Review: Lutes, Viols and Temperaments by Mark Lindley

Reviewed by Edward L. Kottick

Originally published in American Lutherie #2, 1985 and Big Red Book of American Lutherie Volume One, 2000



Lutes, Viols and Temperaments
Mark Lindley
Cambridge University Press, 1984
Out of print (1999)

This book represents a landmark of scholarship that cannot be ignored by those who deal with fretted string instruments, whether scholar, maker, or player. Mark Lindley, one of the world’s experts on this complex subject, summarizes everything that can at present be said about the ways in which theorists and performers viewed the problem of temperament on fretted string instruments between ca. 1520 and ca. 1740. He does a brilliant job of sorting out the writers. He explains how some of them misunderstood the mathematical principles involved in reckoning temperament, and he shows how many of them, in turn, have been misinterpreted by modern scholars.

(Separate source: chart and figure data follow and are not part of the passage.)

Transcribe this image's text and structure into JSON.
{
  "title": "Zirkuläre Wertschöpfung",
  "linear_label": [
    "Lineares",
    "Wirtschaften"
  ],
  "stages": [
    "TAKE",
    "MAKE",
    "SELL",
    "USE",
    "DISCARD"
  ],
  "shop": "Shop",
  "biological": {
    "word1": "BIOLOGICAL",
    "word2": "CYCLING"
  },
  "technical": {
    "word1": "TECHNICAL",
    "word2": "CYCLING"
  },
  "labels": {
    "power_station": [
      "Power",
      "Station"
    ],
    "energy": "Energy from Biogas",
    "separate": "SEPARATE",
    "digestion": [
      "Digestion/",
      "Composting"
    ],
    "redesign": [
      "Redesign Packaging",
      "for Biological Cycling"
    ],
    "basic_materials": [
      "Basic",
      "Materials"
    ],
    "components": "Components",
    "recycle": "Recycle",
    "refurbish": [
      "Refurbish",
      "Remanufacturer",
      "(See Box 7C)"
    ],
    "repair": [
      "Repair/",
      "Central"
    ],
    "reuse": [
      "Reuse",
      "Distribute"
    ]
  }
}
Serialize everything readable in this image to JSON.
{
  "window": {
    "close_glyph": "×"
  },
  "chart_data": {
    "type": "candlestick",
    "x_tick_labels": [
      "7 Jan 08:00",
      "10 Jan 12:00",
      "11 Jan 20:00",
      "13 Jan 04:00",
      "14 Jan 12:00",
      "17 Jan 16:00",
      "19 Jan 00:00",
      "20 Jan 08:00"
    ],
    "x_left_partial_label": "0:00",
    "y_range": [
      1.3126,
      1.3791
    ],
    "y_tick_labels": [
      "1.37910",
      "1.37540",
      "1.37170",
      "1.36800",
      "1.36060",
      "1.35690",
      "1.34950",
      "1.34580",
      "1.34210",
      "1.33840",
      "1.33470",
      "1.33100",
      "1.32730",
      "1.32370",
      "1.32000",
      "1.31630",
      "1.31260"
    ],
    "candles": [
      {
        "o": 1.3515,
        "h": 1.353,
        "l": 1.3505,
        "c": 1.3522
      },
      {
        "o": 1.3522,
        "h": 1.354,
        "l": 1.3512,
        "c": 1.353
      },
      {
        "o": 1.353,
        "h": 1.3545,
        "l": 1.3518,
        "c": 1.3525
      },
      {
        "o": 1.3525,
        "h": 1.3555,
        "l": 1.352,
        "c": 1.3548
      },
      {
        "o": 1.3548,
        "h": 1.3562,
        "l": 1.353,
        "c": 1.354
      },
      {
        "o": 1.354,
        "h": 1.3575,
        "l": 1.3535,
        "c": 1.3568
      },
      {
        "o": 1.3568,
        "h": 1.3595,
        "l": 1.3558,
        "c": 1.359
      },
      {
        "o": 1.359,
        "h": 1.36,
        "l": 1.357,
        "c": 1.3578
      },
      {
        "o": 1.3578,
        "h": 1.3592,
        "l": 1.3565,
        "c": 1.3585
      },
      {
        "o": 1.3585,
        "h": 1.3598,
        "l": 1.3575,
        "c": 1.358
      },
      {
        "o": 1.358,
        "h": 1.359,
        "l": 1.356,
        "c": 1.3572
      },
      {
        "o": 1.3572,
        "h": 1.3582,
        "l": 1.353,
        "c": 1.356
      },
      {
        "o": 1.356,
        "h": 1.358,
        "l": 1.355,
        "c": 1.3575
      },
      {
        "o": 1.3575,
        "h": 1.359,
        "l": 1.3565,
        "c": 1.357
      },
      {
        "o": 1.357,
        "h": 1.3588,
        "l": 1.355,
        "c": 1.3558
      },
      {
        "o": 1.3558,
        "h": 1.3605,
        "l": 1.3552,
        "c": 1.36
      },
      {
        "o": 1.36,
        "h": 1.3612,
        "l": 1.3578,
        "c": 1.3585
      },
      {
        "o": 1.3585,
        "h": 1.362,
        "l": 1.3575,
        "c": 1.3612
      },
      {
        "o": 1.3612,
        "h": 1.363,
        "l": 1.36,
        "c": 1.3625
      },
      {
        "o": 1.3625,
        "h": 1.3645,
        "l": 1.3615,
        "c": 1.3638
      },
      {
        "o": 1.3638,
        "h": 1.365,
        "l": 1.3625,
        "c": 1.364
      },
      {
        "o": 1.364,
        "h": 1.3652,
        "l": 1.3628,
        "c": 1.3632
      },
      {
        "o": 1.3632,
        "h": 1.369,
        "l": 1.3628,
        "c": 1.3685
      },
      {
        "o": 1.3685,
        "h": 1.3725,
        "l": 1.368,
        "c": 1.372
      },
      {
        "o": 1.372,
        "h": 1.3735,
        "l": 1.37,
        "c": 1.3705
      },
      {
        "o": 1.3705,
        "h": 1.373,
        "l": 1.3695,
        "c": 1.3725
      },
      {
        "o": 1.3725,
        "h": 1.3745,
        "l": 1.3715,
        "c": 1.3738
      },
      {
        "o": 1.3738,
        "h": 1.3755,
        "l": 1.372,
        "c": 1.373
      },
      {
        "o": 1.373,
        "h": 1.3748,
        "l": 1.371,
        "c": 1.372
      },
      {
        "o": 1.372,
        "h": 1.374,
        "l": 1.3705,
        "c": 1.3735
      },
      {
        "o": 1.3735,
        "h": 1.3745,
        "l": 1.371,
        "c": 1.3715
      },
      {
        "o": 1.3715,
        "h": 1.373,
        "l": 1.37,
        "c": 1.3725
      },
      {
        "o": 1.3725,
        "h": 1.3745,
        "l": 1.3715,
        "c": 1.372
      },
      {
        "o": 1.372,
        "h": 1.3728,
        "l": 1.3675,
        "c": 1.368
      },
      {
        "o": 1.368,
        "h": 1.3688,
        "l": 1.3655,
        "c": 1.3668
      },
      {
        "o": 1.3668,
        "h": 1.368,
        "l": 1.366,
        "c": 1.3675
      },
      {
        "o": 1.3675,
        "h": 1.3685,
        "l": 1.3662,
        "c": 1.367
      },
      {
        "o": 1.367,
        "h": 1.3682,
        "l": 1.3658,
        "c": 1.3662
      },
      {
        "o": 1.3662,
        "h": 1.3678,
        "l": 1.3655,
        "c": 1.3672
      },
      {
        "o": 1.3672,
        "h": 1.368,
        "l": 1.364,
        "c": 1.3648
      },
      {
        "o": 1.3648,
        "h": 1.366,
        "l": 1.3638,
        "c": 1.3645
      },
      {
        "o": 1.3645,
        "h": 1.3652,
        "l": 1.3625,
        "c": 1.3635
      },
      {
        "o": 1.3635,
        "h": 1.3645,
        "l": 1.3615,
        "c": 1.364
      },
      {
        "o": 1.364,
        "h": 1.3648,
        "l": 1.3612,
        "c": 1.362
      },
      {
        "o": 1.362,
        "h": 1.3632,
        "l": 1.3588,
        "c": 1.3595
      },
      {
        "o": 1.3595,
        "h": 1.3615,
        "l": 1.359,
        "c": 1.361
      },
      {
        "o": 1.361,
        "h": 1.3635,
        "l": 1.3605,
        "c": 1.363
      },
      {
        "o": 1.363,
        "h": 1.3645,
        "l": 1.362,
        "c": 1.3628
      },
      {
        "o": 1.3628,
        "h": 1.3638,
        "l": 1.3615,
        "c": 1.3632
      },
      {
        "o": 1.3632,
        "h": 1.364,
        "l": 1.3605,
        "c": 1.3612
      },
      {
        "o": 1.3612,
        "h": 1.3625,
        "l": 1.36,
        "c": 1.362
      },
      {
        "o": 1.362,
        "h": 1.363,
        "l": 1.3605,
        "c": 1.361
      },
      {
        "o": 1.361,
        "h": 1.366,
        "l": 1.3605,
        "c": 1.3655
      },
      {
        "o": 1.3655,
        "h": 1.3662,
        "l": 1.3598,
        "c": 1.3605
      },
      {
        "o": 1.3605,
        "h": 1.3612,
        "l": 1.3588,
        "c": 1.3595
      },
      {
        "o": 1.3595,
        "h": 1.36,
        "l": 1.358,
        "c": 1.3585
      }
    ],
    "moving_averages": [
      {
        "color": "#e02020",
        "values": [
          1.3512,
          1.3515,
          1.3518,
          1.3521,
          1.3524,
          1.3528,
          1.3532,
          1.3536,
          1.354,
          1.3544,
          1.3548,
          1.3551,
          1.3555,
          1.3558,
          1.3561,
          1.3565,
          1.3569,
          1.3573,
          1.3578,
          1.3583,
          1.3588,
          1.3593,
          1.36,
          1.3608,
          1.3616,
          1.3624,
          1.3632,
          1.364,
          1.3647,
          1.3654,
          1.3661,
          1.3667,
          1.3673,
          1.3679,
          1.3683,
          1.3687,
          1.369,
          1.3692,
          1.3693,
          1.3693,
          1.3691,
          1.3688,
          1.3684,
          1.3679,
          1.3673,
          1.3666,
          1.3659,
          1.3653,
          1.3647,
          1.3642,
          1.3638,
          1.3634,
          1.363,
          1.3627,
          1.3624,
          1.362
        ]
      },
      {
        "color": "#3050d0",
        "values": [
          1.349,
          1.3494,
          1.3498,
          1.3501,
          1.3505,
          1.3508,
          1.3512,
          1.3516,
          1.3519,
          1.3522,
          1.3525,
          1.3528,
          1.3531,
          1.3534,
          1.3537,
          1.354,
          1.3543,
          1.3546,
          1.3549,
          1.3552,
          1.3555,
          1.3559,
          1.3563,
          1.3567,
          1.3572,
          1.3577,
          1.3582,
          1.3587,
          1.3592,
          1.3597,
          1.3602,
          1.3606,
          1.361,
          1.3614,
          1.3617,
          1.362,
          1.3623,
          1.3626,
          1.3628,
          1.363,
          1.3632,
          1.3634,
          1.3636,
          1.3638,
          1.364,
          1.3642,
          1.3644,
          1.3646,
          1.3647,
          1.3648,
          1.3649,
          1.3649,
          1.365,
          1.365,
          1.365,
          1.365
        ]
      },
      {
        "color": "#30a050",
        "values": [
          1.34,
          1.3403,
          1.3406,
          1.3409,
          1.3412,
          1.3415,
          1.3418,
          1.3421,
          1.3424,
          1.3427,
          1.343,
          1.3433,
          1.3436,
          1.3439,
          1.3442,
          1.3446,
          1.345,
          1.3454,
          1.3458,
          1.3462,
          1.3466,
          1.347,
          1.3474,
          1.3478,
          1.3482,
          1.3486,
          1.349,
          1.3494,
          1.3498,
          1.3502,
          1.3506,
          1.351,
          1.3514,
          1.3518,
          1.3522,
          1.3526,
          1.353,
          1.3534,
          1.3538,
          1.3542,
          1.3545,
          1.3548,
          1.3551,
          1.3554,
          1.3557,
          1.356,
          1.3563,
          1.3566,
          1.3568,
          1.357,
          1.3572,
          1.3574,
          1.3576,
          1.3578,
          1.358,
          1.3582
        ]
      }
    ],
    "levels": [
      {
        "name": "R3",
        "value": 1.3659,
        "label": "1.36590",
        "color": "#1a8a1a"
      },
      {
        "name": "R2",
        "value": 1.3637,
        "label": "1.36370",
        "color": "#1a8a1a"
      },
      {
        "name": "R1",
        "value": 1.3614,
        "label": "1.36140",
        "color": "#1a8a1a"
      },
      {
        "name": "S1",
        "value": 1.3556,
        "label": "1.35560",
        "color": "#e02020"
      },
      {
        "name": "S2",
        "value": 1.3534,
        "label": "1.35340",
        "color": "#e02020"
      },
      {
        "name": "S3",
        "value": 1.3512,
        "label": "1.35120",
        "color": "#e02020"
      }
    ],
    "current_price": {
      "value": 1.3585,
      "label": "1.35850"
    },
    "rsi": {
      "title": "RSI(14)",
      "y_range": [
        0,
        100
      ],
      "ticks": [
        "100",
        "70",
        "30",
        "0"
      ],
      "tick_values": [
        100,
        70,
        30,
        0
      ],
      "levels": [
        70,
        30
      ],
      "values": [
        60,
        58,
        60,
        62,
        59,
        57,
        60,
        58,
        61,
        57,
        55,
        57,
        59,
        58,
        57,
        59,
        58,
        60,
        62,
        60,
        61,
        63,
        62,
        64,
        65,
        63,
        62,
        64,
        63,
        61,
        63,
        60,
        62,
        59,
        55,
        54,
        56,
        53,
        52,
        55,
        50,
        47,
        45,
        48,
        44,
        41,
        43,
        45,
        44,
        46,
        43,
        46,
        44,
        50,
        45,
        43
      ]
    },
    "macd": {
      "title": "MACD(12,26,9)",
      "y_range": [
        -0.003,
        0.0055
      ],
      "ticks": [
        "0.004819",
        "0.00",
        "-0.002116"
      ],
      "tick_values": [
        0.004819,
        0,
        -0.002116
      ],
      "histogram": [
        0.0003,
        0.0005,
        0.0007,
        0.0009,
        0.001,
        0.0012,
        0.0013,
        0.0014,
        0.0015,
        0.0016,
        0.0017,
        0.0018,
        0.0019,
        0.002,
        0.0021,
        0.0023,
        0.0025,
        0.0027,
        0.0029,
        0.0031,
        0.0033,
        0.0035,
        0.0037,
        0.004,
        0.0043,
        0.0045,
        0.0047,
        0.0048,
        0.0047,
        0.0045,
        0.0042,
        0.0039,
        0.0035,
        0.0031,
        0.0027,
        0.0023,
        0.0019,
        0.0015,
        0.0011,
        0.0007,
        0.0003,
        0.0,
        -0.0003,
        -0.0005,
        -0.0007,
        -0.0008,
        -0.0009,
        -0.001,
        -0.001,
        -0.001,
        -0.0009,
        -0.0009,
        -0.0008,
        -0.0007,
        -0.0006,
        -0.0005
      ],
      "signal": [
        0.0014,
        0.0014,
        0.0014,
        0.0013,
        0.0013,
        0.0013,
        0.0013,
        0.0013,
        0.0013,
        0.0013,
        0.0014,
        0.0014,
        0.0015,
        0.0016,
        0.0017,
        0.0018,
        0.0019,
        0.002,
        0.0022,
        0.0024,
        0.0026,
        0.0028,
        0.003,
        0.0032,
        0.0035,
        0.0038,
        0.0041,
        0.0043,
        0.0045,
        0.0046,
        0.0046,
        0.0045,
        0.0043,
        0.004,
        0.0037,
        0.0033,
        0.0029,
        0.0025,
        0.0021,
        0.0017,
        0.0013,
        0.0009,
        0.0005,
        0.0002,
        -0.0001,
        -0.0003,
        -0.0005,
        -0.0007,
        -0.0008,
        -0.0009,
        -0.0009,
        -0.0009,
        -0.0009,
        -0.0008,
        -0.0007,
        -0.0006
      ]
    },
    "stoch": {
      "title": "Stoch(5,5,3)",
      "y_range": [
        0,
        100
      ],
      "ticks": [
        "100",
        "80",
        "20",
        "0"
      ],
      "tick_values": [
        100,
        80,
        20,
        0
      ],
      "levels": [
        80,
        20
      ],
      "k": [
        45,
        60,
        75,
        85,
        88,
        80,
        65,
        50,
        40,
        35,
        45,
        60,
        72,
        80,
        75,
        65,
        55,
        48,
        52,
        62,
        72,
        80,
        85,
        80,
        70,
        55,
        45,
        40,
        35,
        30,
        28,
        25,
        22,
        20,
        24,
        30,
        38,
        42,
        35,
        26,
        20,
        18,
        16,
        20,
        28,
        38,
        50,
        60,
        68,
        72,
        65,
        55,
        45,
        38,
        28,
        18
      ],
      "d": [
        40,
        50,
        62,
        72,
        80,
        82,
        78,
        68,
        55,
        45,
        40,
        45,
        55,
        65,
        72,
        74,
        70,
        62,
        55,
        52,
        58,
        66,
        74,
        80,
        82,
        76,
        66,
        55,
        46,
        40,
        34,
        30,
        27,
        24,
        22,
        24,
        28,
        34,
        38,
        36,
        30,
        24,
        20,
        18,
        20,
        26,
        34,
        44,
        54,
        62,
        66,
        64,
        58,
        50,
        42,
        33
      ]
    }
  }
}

The information is laid out clearly. Quotations from original sources have the English translation in parallel columns: thus, if Lindley draws an inference from the primary material, you are free to disagree and draw your own. The mathematics of temperament are presented clearly and, in many cases, masterfully, as in his explication of the distinction between the ratio of 18:17 and 12th root of 2.